Wednesday, August 15, 2012

Dodged a Bullet


            It was about three weeks ago a man shot several dozen and killed one dozen in a movie theater in Aurora, Colorado.  Yesterday a man dropped a handgun he had brought into a movie theater in Sparks, Nevada where it discharged, injuring him in the seat of his pants.  Between the shooting in Colorado and the accidental shooting in Sparks, I took my two sons to see the movie from the former shooting at the theater of the latter. 
            Soon after the Colorado shooting many gun/second amendment supporters suggested that if there had been armed civilians in the movie theater the night a mad man came in, the death toll would have been smaller, perhaps even restricted to the mad man himself.  Maybe that’s what the Sparks man was thinking when he walked into the theater with a handgun in his pocket.  I suppose the attraction to be a hero who stands up and guns down a possible murderer is pretty powerful.  Imagine the entire country finally seeing a killing was prevented by a man who legally owned and carried his weapon on the national news.
            Unfortunately what happened in Sparks was far more likely because statistically the chance of a gunman bent on murder entering the same theater as a legally armed civilian is very unlikely, but instead it’s statistically more likely an owner’s gun causing harm to himself and those around him.  This man is also very lucky that when his weapon fell out of his pocket the bullet didn’t hit another theater patron.
            Others will argue that more and more civilians should carry guns all the time, bringing the odds of the murderer and the hero being in the same place at the same time, allowing them to be Harry Callahan or Jack Reacher.

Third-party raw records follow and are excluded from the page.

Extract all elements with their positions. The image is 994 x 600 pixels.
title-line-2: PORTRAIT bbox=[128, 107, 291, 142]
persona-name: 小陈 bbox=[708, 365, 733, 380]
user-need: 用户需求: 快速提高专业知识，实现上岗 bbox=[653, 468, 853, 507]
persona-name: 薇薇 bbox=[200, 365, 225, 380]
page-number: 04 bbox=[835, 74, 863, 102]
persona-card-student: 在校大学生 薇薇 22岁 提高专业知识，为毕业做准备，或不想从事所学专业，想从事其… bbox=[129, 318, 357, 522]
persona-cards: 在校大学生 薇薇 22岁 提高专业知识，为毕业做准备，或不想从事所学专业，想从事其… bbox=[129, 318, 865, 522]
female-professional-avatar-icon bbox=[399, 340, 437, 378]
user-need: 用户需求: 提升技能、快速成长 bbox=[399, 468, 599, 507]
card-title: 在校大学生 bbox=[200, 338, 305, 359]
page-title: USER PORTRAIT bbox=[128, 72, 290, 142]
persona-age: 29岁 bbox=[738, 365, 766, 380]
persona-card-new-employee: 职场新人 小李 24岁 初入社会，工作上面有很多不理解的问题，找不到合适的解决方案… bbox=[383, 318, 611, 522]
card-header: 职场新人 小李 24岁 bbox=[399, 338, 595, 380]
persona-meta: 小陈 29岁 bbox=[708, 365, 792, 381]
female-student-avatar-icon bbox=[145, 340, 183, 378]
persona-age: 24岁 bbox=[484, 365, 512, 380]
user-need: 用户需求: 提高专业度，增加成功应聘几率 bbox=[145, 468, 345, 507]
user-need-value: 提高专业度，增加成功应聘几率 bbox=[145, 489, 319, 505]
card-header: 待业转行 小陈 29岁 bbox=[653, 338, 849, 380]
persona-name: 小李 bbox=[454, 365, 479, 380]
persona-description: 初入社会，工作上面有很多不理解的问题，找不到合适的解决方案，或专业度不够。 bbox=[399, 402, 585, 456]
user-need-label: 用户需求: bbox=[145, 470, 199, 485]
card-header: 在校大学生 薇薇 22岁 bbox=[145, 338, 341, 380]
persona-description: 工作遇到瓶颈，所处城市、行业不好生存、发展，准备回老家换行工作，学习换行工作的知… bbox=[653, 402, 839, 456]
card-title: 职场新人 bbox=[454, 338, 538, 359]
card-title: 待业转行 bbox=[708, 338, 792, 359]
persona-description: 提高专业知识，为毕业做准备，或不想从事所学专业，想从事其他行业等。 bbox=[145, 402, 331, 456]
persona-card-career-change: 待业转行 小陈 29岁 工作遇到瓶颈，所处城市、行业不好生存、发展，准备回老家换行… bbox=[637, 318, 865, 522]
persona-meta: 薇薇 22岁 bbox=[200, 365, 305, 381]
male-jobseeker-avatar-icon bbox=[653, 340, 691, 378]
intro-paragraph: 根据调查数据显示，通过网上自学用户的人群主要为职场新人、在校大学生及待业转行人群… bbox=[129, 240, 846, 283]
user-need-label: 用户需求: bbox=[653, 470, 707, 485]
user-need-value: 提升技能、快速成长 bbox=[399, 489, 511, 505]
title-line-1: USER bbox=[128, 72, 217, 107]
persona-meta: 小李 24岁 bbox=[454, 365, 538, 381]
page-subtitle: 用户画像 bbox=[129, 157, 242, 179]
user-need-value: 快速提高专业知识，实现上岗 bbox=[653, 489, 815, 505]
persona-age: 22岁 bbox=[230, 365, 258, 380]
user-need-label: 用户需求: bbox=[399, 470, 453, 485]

But personally I don’t want to be in the theater/classroom/church when the gun battle starts, especially if the caliber of the “good guys” doing the shooting is represented by the gentleman who dropped his gun in Sparks yesterday.  (By the way, how likely is it that a dropped handgun discharges?  I’m just asking.)
For two years I wore a M1911 .45 pistol in a holster on my belt while I was a boarding officer in the Coast Guard.  I remember it was nicknamed simply the Forty-five.  (Pictured above)  I qualified on it every year, twice a year.  I also went to a three week law enforcement training in Modesto where we went to the range every day.  I was expected to be able to un-holster it, click off the safety, chamber a round, and hit my target if the situation required it.  During those qualifying days I had all the time I needed to hit a target 25 yards away.  I usually qualified on the lower end of the scale.  Meaning I wasn’t a particularly good shot.  I can’t imagine my aim would improve with someone shooting back at me or others.
What am I saying?  I think while a hero standing up and taking down a man intent on murder looks great in books and movies, in real life it’s far too risky that innocents would be injured or killed.  Let’s not add more guns to daily public life, let’s instead rest safe in the statistically unlikely chance that a gunman will try to kill us as we watch movies, or go to school or church.  At least for now.

1 comment:

  1. Resting safely while we can seems a fine idea.